Preventative Rules, Filters & Detection
Trend Micro Cloud One - Workload Security and Deep Security IPS Rules- Rule 1005934 - Identified Suspicious Command Injection Attack
- Rule 1011117 - Atlassian Confluence Server Remote Code Execution Vulnerability (CVE-2021-26084)
Trend Micro Cloud One - Network Security and TippingPoint Digital Vaccine
- Filter 40260 - HTTP: Atlassian Confluence Server and Data Center OGNL Injection Vulnerability
Trend Micro Deep Discovery Inspector
- Rule 4623 - CVE-2021-26084_HTTP_CONFLUENCE_OGNL_RCE_EXPLOIT_REQUEST_SB
Trend Micro Malware Detection Patterns (VSAPI, Predictive Learning, Behavioral Monitoring and WRS) for Endpoint, Servers, Mail & Gateway (e.g. Apex One, Deep Security w/Anti-malware, etc.)

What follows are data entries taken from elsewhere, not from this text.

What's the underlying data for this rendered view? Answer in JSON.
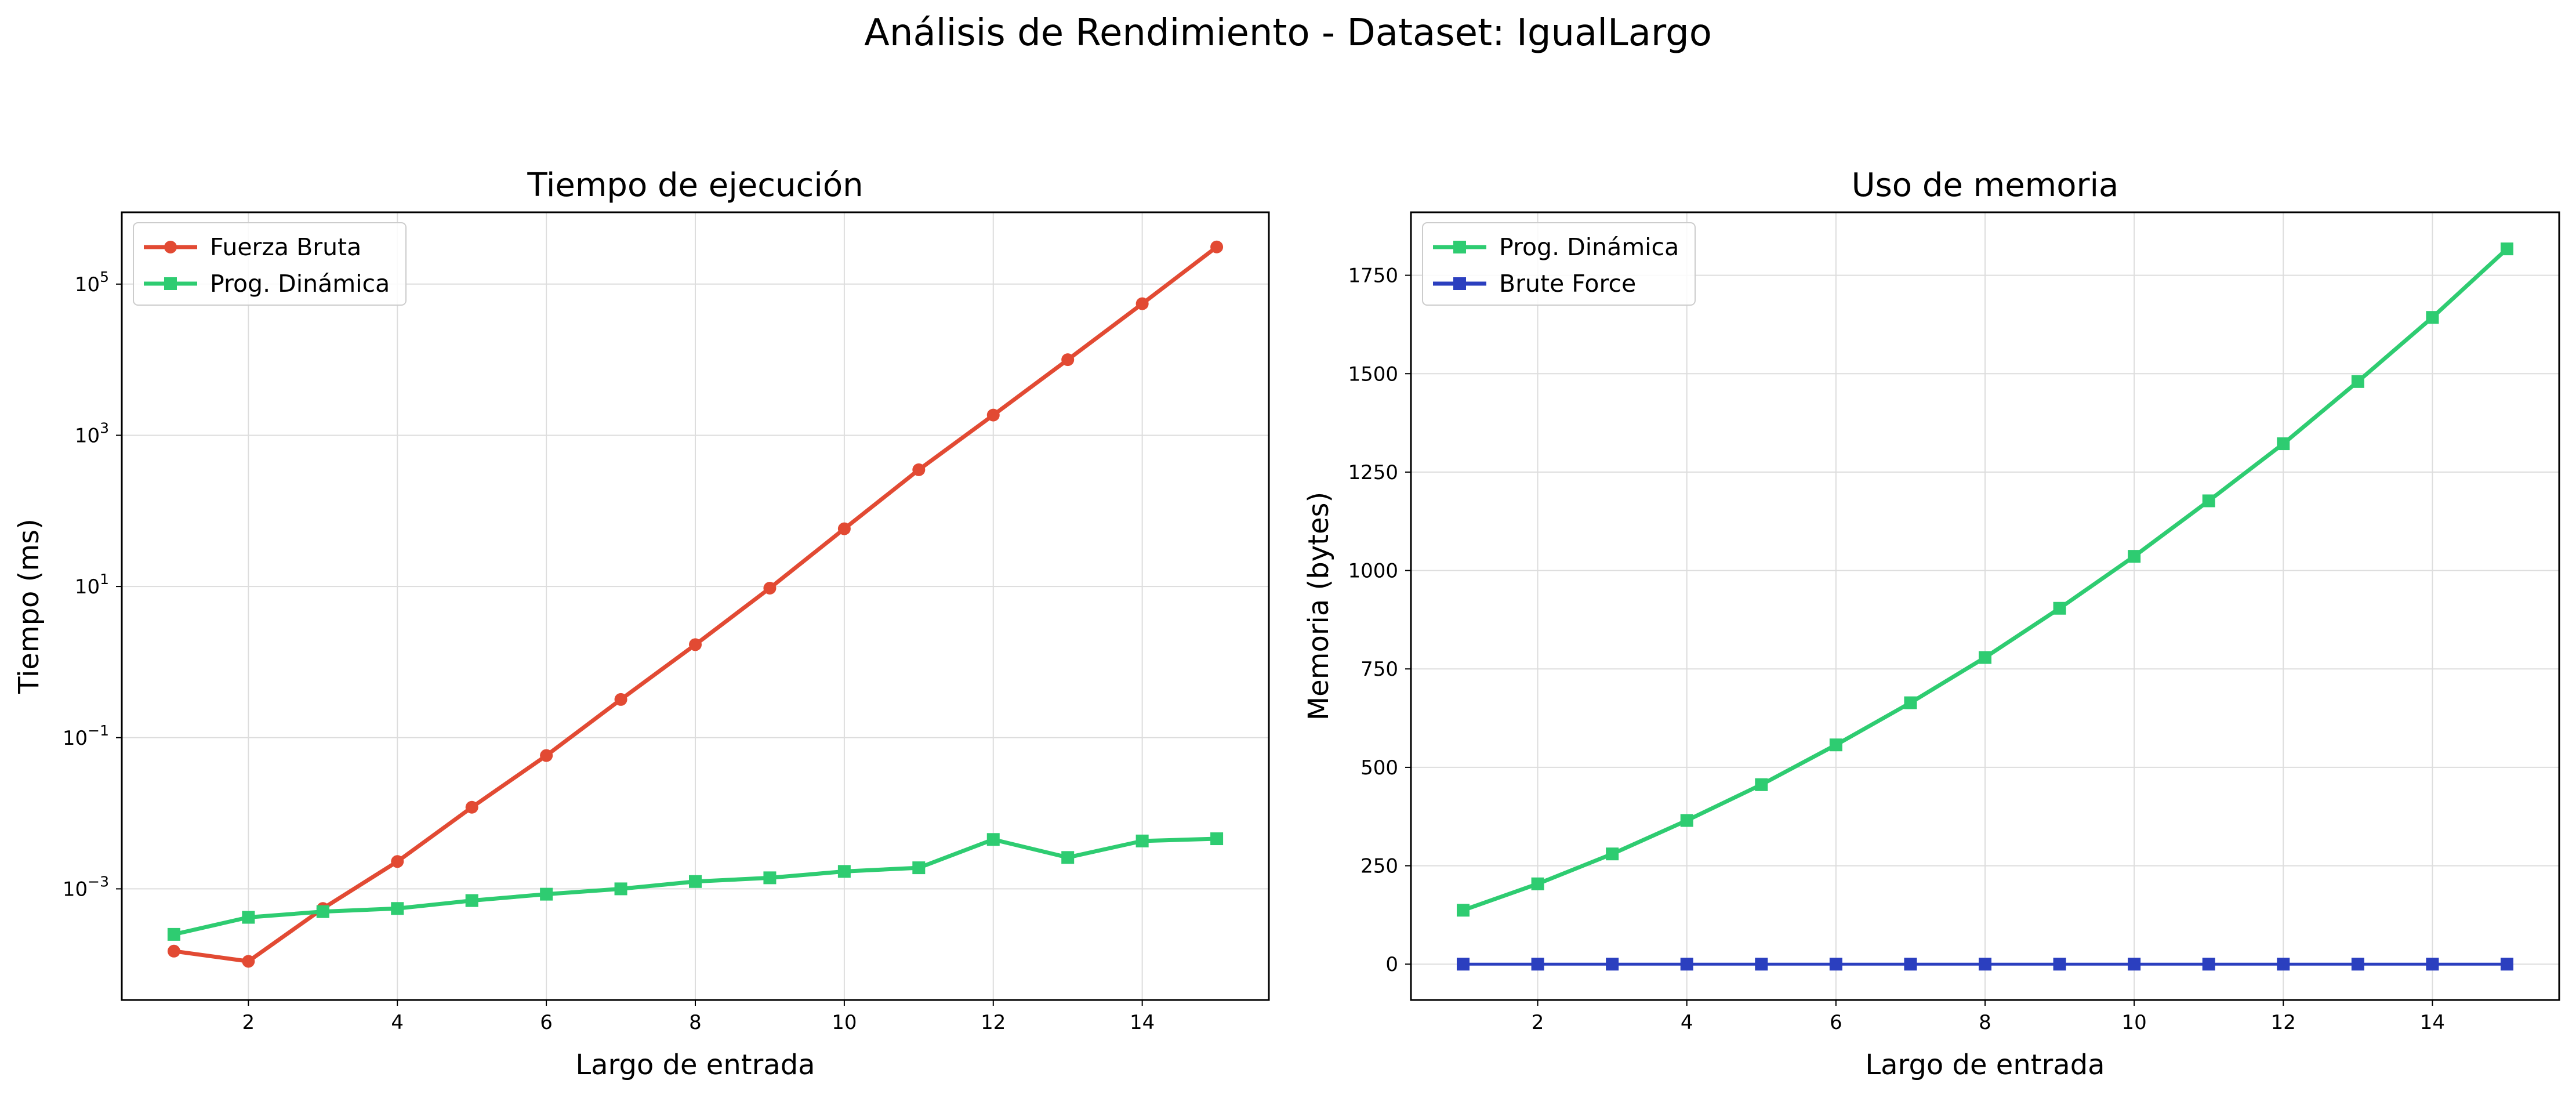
{
  "suptitle": "Análisis de Rendimiento - Dataset: IgualLargo",
  "chart_data": [
    {
      "type": "line",
      "title": "Tiempo de ejecución",
      "xlabel": "Largo de entrada",
      "ylabel": "Tiempo (ms)",
      "yscale": "log",
      "xlim": [
        0.3,
        15.7
      ],
      "ylim_log10": [
        -4.47,
        5.95
      ],
      "xticks": [
        2,
        4,
        6,
        8,
        10,
        12,
        14
      ],
      "yticks": [
        {
          "value": 0.001,
          "base": "10",
          "exp": "−3"
        },
        {
          "value": 0.1,
          "base": "10",
          "exp": "−1"
        },
        {
          "value": 10,
          "base": "10",
          "exp": "1"
        },
        {
          "value": 1000,
          "base": "10",
          "exp": "3"
        },
        {
          "value": 100000,
          "base": "10",
          "exp": "5"
        }
      ],
      "grid": true,
      "legend": "upper-left",
      "x": [
        1,
        2,
        3,
        4,
        5,
        6,
        7,
        8,
        9,
        10,
        11,
        12,
        13,
        14,
        15
      ],
      "series": [
        {
          "name": "Fuerza Bruta",
          "color": "#e24a33",
          "marker": "circle",
          "values": [
            0.00015,
            0.00011,
            0.00055,
            0.0023,
            0.012,
            0.058,
            0.32,
            1.7,
            9.5,
            58,
            350,
            1850,
            10000,
            55000,
            310000
          ]
        },
        {
          "name": "Prog. Dinámica",
          "color": "#2ecc71",
          "marker": "square",
          "values": [
            0.00025,
            0.00042,
            0.0005,
            0.00055,
            0.0007,
            0.00085,
            0.001,
            0.00125,
            0.0014,
            0.0017,
            0.0019,
            0.0045,
            0.0026,
            0.0043,
            0.0046
          ]
        }
      ]
    },
    {
      "type": "line",
      "title": "Uso de memoria",
      "xlabel": "Largo de entrada",
      "ylabel": "Memoria (bytes)",
      "yscale": "linear",
      "xlim": [
        0.3,
        15.7
      ],
      "ylim": [
        -91,
        1910
      ],
      "xticks": [
        2,
        4,
        6,
        8,
        10,
        12,
        14
      ],
      "yticks": [
        0,
        250,
        500,
        750,
        1000,
        1250,
        1500,
        1750
      ],
      "grid": true,
      "legend": "upper-left",
      "x": [
        1,
        2,
        3,
        4,
        5,
        6,
        7,
        8,
        9,
        10,
        11,
        12,
        13,
        14,
        15
      ],
      "series": [
        {
          "name": "Prog. Dinámica",
          "color": "#2ecc71",
          "marker": "square",
          "values": [
            137,
            204,
            280,
            365,
            456,
            557,
            664,
            779,
            904,
            1036,
            1177,
            1322,
            1480,
            1643,
            1817
          ]
        },
        {
          "name": "Brute Force",
          "color": "#2b3fbf",
          "marker": "square",
          "values": [
            0,
            0,
            0,
            0,
            0,
            0,
            0,
            0,
            0,
            0,
            0,
            0,
            0,
            0,
            0
          ]
        }
      ]
    }
  ]
}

Malicious file samples associated with known exploits of this vulnerability are detected as:
Filename | SHA1 | VSAPI Detection | Predictive Learning | Pattern Number (VSAPI) |
---|---|---|---|---|
vmicguestvs.dll | 08f22c5fc0046af092c04917dddab5c2dc758767 | Trojan.Win64.TINYOMED.ZYII | Troj.Win32.TRX.XXPE50FFF047 | 16.945.00 |
x.bat | 9de8031b1018f9648547cda6d125bac4a9fbf03c | Trojan.BAT.TINYOMED.ZYII | 16.945.00 | |
unisntall.bat | 3a061abe6d7653f932096db6759f16a4d4a1b07c | Trojan.BAT.SVCLAUNCHER.ZYII | 16.945.00 | |
Jquery-3.3.1.min.js | d4efaf4e2d1dd23e40cb0a487a489c41364a4524 | Trojan.Win32.COBALT.SME.hp | 16.785.00(older detection) |
In addition, the following associated URLs being being blocked via Web Reputation Services (WRS):
URL | Category |
---|---|
hxxp://213[.]152[.]165[.]29/ | C&C Server |
hxxp://213[.]152[.]165[.]30/ | C&C Server |
hxxp://213[.]152[.]165[.]29/x[.]bat | C&C Server |
hxxp://213[.]152[.]165[.]29/uninstall[.]bat | C&C Server |
hxxp://213[.]152[.]165[.]29/vmicguestvs[.]dll | C&C Server |
hxxp://213[.]152[.]165[.]30/vmicguestvs[.]dll | C&C Server |
Trend Micro is closely monitoring and conducting additional research on these attacks and will update this article with additional information and protections as they become available.